Türkiye'de 81 il milli eğitim müdürü, yüzlerce ilçe milli eğitim müdürü, müdür yardımcıları, şube müdürleri, okul müdürleri olmak üzere Milli Eğitim Bakanlığı teşkilatını oluşturan binlerce yönetici var…

Milli Eğitim gibi, çocuklarımızın, gençlerimizin, dolayısı ile ülkemizin geleceğini ilgilendiren bir alanda görev yapan yöneticilerin milli, manevi ve ahlaki değerler konusunda örnek olması, eğitim kurumunun saygınlığı ve güvenirliği bakımından son derece önemli…

Milli Eğitim, elbette ders programlarını uygulayıp, ülkemize her alanda eğitimli, yetişmiş insan kaynağı sağlamakla yükümlüdür ama, öncelikli olarak eğitimin temelini ve ayrılmaz bir parçasını oluşturan "dürüst insan " yetiştirmekten ibarettir.
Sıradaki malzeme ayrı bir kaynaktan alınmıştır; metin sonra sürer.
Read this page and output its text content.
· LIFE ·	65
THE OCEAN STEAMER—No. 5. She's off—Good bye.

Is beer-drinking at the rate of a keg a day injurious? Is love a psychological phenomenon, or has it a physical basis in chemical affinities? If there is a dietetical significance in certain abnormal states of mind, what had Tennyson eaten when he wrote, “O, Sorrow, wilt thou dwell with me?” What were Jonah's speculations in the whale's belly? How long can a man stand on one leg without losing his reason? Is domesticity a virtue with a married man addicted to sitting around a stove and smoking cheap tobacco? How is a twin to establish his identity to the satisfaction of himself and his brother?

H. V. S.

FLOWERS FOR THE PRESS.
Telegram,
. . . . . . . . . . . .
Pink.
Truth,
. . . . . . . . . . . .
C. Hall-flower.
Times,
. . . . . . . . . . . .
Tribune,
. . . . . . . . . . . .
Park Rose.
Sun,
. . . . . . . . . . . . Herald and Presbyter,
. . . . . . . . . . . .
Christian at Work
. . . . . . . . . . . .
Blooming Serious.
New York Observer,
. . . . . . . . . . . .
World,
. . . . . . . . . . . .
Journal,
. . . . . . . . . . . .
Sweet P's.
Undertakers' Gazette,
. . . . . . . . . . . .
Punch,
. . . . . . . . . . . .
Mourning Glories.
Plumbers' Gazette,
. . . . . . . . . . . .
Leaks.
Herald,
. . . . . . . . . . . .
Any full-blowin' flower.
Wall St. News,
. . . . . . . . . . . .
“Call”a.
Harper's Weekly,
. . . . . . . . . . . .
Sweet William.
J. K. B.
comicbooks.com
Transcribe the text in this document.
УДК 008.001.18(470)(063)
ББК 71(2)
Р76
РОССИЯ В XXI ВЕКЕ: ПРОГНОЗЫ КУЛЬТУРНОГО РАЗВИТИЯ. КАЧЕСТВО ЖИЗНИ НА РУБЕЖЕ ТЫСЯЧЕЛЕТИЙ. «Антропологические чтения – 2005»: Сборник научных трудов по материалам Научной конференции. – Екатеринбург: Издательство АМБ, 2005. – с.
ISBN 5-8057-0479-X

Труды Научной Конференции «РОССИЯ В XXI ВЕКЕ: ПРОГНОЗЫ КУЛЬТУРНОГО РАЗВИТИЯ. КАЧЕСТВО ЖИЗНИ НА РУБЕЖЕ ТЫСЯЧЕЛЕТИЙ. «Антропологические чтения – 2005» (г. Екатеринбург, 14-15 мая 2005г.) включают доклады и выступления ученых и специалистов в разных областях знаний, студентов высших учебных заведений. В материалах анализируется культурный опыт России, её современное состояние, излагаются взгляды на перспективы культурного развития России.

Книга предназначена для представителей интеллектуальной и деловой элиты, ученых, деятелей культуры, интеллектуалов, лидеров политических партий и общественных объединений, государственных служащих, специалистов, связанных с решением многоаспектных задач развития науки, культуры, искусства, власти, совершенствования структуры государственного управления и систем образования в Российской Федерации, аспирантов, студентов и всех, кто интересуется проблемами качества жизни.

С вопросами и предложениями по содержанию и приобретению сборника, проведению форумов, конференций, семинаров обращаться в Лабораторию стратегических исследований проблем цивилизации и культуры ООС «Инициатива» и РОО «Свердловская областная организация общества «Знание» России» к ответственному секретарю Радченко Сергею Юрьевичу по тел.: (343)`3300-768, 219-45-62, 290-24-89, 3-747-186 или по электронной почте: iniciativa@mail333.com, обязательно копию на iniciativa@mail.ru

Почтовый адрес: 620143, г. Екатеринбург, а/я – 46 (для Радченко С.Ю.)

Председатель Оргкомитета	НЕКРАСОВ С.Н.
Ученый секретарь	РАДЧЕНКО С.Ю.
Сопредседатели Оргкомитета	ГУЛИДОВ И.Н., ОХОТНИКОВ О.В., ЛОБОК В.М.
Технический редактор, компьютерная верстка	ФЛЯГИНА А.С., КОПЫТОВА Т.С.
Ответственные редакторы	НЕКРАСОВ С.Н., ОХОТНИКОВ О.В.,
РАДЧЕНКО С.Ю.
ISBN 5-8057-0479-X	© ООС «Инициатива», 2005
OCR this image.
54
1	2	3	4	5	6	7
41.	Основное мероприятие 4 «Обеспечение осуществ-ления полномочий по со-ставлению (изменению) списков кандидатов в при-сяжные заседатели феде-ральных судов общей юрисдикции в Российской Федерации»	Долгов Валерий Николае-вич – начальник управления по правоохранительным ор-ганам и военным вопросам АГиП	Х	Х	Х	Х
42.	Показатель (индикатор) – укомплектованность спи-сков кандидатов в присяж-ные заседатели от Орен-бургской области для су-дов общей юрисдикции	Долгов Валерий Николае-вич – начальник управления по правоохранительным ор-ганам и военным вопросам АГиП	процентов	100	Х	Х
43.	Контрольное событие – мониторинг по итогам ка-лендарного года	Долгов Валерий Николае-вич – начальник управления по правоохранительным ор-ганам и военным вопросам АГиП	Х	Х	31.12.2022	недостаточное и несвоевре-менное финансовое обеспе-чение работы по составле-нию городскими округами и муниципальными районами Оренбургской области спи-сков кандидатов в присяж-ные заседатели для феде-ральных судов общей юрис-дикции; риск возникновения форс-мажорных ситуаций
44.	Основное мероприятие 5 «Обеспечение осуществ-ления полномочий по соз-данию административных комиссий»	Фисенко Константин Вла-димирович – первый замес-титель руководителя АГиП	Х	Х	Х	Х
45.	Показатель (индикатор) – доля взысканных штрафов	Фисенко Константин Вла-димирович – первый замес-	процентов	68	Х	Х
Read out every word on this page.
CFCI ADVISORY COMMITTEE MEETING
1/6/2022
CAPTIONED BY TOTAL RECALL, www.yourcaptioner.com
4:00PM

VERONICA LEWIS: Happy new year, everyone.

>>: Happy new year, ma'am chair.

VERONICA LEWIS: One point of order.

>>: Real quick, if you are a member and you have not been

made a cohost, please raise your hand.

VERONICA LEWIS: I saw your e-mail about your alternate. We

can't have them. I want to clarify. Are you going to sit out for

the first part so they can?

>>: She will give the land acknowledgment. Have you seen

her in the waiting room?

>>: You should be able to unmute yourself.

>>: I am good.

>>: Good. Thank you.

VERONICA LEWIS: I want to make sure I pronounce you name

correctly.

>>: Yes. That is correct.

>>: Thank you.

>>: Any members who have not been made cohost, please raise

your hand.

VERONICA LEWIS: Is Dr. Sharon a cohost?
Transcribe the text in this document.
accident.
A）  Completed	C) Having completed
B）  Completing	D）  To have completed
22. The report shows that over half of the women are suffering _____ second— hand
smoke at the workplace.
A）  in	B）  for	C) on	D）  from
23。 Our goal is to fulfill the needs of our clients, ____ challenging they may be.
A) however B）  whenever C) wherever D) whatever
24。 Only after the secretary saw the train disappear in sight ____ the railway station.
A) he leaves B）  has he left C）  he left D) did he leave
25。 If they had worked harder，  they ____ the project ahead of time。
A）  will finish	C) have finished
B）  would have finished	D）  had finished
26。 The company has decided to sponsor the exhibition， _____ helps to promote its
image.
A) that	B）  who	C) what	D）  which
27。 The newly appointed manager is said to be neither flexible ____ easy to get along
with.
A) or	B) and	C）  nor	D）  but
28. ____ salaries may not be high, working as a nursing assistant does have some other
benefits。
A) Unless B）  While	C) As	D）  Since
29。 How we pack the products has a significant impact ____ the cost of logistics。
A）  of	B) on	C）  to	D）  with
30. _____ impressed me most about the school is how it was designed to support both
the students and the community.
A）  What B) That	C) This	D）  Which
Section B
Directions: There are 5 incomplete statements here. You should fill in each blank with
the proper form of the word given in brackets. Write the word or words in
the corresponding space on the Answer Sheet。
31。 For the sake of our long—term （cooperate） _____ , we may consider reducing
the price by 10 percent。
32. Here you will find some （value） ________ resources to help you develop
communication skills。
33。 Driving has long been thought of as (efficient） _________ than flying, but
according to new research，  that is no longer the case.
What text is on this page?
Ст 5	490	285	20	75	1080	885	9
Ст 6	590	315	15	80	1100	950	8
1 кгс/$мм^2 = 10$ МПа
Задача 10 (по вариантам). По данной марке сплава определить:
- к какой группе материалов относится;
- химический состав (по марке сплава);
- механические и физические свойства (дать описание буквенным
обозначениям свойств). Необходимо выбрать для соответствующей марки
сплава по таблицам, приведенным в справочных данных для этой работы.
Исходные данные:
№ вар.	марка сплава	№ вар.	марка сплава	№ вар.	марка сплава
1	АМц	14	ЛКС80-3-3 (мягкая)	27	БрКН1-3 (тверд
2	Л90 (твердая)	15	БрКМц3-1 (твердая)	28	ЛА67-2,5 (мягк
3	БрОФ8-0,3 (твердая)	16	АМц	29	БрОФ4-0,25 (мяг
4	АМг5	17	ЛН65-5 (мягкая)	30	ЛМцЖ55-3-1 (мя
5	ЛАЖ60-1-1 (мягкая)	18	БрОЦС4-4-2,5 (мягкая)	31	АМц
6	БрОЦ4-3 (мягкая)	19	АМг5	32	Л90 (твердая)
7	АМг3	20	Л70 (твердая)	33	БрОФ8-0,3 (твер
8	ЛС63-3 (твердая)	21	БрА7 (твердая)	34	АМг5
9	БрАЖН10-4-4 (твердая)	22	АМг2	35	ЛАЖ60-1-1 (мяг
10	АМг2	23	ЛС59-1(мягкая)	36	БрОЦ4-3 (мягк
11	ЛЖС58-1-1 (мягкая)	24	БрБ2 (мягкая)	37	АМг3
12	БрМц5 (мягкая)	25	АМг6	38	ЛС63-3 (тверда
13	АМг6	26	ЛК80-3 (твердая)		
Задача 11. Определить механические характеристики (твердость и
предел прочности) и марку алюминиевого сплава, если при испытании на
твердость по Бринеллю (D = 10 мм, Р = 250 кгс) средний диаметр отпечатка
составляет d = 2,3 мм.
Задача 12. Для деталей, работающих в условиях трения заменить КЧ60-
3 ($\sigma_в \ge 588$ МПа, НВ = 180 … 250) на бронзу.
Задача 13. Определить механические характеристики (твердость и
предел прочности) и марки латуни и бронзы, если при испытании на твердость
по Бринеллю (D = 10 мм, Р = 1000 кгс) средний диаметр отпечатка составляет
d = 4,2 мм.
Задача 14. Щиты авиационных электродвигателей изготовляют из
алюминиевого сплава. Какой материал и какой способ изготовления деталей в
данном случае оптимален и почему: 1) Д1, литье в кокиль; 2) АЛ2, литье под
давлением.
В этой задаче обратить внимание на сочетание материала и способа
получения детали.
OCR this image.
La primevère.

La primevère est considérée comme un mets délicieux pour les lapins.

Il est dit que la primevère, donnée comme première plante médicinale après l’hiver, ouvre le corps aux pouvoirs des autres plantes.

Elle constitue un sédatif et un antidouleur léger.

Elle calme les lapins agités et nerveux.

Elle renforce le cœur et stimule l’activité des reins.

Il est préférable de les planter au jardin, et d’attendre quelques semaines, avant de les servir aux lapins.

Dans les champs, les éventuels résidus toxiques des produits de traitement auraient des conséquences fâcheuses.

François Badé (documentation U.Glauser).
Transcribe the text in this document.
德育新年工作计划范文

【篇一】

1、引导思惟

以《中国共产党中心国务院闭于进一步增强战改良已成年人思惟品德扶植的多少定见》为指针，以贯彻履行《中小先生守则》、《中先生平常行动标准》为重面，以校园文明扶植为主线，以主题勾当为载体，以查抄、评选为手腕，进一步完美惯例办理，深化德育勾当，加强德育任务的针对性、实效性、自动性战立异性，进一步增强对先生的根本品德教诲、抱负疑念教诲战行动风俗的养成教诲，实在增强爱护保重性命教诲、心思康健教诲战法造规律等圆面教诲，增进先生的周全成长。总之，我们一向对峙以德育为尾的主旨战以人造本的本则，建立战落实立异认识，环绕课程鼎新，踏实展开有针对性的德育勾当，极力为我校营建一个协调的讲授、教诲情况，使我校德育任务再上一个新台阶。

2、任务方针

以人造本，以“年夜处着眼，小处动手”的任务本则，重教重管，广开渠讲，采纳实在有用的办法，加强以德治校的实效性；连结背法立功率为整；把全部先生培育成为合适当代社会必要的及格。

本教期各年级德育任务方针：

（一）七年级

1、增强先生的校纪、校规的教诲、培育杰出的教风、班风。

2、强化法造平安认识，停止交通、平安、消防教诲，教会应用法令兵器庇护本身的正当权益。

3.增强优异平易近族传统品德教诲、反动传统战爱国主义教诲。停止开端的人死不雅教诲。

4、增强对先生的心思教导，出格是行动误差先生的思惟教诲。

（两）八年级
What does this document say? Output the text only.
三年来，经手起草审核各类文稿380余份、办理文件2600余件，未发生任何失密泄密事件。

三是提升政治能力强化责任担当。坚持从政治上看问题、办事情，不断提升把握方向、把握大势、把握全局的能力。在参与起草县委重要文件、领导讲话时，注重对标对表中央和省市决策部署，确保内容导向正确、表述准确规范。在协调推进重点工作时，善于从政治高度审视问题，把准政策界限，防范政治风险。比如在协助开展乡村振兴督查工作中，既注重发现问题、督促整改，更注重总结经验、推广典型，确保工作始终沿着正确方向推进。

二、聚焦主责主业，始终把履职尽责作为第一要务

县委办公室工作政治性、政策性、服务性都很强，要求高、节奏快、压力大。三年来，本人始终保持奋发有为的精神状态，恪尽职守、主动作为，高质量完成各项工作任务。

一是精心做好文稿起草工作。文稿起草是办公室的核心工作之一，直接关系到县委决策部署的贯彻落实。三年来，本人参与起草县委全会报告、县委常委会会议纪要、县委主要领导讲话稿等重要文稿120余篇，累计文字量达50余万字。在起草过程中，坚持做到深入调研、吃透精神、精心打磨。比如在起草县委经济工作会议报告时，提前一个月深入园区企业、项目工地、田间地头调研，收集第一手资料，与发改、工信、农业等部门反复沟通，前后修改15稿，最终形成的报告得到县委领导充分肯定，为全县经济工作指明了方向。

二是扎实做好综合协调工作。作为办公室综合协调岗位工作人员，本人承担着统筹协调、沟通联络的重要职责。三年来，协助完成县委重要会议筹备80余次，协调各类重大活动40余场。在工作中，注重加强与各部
Son günlerde ülkemizin çeşitli yerlerinde il milli eğitim müdürü, ilçe milli eğitim müdürü, müdür yardımcısı ve benzeri ünvanları taşıyan yöneticilerin "yolsuzluk-usülsüzlük-hırsızlık" gibi suçlamalarla görevden alınması, ya da haklarında soruşturma açılması elbette Milli Eğitim'in kurumsal kimliği ile bu kurum içinde görev yapmakta olan binlerce il ve ilçe milli eğitim müdürü ile aynı şekilde çeşitli ünvanlara sahip yöneticileri bağlamaz …

Birkaç hırsız müdür, Milli Eğitim'i gölgeleyemez, öğretmenlik mesleğinin saygınlığını zedeleyemez.

Çürük elmalar her meslekte var…

Önemli olan, bu "çürümüşlüğü" görmezden gelmemektir.

Rüşvetin, hırsızlığın, yolsuzluğun "onun adamı", "bunun adamı" olmaz…

Milli Eğitim "ahlak" temelleri üzerinde kurulur, ahlak temelleri üzerinde yükselir.

O yüzden, ülkemizin herhangi bir yerinde "hırsız müdürleri " koruyup, yaptıklarını örtbas etmeye çalışanlar varsa eğer, bilinsin ki, onlar da bu hırsızlığa ortak oluyor.